I would love to find a website that has a link to all of the local building regs. Does anyone know of one?

Also how did people who have bought in Spain, find their solicitors? There seem to be a lot of horror stories, and yet they all seem so trustworthy on their websites!!!


----------



## jojo (Sep 20, 2007)

Muskin said:


> Hi. I am looking at buying a renovation project in Murcia near Puerto Lombreras and wondered if anyone had any advice for building in this area?
> 
> I would love to find a website that has a link to all of the local building regs. Does anyone know of one?
> 
> Also how did people who have bought in Spain, find their solicitors? There seem to be a lot of horror stories, and yet they all seem so trustworthy on their websites!!!


 It seems that the building regs in Spain vary from area to area, town to town, day to day and even depend on who you speak to. As for solicitors/abogadoes.
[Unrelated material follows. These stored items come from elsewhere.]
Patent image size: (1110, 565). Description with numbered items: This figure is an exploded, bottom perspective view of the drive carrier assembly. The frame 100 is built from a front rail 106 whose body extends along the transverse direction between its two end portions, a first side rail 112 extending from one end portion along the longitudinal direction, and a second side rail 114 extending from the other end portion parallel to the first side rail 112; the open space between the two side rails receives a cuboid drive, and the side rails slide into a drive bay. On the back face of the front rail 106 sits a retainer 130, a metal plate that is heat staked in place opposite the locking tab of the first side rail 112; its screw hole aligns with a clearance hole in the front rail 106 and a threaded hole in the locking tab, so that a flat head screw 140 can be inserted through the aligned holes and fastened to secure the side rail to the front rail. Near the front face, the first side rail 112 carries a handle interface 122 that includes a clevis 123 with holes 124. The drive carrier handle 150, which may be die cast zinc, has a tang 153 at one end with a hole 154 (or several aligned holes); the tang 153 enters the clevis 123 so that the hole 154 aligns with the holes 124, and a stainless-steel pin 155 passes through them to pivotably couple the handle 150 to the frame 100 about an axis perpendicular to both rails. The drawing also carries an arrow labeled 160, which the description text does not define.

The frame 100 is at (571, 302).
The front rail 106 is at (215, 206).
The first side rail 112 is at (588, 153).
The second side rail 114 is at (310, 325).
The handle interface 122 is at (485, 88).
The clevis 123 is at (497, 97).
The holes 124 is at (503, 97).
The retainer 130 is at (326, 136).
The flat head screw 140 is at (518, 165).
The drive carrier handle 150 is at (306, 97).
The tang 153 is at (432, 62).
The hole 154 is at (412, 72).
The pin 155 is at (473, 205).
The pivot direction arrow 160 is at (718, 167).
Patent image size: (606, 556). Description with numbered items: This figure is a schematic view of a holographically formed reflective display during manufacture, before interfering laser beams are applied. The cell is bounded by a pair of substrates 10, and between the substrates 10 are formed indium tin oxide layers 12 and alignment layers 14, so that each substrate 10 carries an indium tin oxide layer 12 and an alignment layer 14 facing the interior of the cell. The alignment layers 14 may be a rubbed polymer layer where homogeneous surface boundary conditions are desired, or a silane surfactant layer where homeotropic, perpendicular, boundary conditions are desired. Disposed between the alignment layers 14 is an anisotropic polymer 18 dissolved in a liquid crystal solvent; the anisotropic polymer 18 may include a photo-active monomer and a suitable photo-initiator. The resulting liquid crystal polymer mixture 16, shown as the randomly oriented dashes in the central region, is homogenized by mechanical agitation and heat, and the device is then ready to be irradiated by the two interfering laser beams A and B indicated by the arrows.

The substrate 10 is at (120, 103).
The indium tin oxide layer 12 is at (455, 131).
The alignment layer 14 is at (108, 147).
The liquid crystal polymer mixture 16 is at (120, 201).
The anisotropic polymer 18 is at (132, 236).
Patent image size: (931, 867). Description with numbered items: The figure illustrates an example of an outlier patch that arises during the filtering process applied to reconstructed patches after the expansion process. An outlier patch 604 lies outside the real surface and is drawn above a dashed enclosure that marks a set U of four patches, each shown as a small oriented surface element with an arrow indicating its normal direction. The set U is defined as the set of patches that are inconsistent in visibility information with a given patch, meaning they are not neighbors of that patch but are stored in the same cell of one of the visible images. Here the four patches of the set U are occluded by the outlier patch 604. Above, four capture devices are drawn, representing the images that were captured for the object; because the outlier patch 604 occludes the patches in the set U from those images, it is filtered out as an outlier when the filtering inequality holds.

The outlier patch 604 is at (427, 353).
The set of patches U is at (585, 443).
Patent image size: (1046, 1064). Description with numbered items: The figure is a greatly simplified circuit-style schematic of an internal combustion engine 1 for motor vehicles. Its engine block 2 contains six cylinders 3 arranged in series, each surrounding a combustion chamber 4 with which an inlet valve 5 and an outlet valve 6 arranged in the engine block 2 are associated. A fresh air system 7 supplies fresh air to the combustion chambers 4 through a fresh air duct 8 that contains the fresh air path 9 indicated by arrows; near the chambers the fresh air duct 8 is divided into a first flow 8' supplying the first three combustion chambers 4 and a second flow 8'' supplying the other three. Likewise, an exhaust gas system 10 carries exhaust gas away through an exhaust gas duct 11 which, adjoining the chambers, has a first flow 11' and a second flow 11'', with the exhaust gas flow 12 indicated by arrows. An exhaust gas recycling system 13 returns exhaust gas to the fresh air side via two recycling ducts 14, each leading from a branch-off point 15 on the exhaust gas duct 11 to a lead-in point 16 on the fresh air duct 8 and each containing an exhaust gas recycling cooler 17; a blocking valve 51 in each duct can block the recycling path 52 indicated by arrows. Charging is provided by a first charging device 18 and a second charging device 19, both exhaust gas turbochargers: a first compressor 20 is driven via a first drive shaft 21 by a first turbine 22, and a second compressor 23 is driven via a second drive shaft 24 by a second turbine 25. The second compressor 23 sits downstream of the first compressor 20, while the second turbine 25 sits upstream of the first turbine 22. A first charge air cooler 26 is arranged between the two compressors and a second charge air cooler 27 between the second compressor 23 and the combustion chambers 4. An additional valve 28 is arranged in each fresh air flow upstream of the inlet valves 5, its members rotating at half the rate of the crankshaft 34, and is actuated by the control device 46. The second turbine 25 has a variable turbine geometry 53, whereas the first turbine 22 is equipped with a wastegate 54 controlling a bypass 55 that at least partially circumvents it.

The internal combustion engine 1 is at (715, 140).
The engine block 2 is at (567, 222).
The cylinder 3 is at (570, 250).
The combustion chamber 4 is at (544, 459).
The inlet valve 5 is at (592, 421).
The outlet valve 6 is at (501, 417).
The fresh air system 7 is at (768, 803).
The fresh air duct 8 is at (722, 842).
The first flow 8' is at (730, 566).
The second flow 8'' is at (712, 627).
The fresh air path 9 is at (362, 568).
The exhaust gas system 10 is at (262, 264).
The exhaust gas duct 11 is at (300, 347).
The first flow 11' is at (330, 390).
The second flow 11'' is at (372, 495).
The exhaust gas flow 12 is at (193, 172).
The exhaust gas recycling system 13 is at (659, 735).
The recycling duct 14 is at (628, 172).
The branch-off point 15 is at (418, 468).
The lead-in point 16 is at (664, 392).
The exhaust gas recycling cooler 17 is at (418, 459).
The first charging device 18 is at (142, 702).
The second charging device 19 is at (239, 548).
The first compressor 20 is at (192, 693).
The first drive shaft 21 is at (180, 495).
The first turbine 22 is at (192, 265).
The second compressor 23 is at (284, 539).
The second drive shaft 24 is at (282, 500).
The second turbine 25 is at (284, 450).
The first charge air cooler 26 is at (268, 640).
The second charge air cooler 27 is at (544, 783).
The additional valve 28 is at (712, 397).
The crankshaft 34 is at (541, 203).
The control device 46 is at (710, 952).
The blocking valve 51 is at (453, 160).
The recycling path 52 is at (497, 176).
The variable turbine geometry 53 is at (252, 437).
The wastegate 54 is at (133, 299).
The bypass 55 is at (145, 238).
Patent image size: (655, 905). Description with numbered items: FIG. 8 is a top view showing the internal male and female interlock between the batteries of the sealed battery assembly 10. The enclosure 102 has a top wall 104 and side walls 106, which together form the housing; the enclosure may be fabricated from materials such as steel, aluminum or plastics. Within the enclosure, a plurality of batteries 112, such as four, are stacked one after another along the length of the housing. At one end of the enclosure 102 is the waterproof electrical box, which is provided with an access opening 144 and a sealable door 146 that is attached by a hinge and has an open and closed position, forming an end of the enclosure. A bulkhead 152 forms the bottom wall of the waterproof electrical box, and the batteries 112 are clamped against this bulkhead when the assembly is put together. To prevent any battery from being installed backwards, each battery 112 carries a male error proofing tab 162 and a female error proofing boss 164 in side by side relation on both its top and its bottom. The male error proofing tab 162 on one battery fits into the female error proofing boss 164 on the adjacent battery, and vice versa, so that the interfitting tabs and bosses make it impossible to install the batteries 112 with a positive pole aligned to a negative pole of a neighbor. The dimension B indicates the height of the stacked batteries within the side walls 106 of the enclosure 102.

You need to make sure that he is Independent of any agent or the owner and that you understand all the legal issues yourself so that you can monitor proceedings. Buying and renovating/reforming in Spain is nothing at all like it is in the UK. 


That said, welcome to the forum lol!! I'm sure there will be more detailed advice and tips for you in the morning

Jo xxx


----------



## Calas felices (Nov 29, 2007)

*Building regs*

From a number of conversations with architects, it would appear that the building regs in Spain are minimal but building practices are quite comprehensive and gained from the architects training. There isn't the same degree of scrutiny from councils as there is in the UK - instead they rely on the builder's expertise (through his architect) and the ten year guarantee. 
Best advise is to get an architect to draw up the plans which will then enable you to get a license.


----------



## snikpoh (Nov 19, 2007)

Calas felices said:


> From a number of conversations with architects, it would appear that the building regs in Spain are minimal but building practices are quite comprehensive and gained from the architects training. There isn't the same degree of scrutiny from councils as there is in the UK - instead they rely on the builder's expertise (through his architect) and the ten year guarantee.
> Best advise is to get an architect to draw up the plans which will then enable you to get a license.



In my experience, this is what architects would have you believe:eyebrows:

The ten year guarantee is on new builds only of course - not on renovations as the op requested.

For some of the rules and regs (in the Valencian region - may be similar for you) try here - Valencia building regs (HD-91)


A good architect is key to the whole process. In Spain they charge well but their services also include project management, town hall liaison, stage payment and final sign-off and documentation!


----------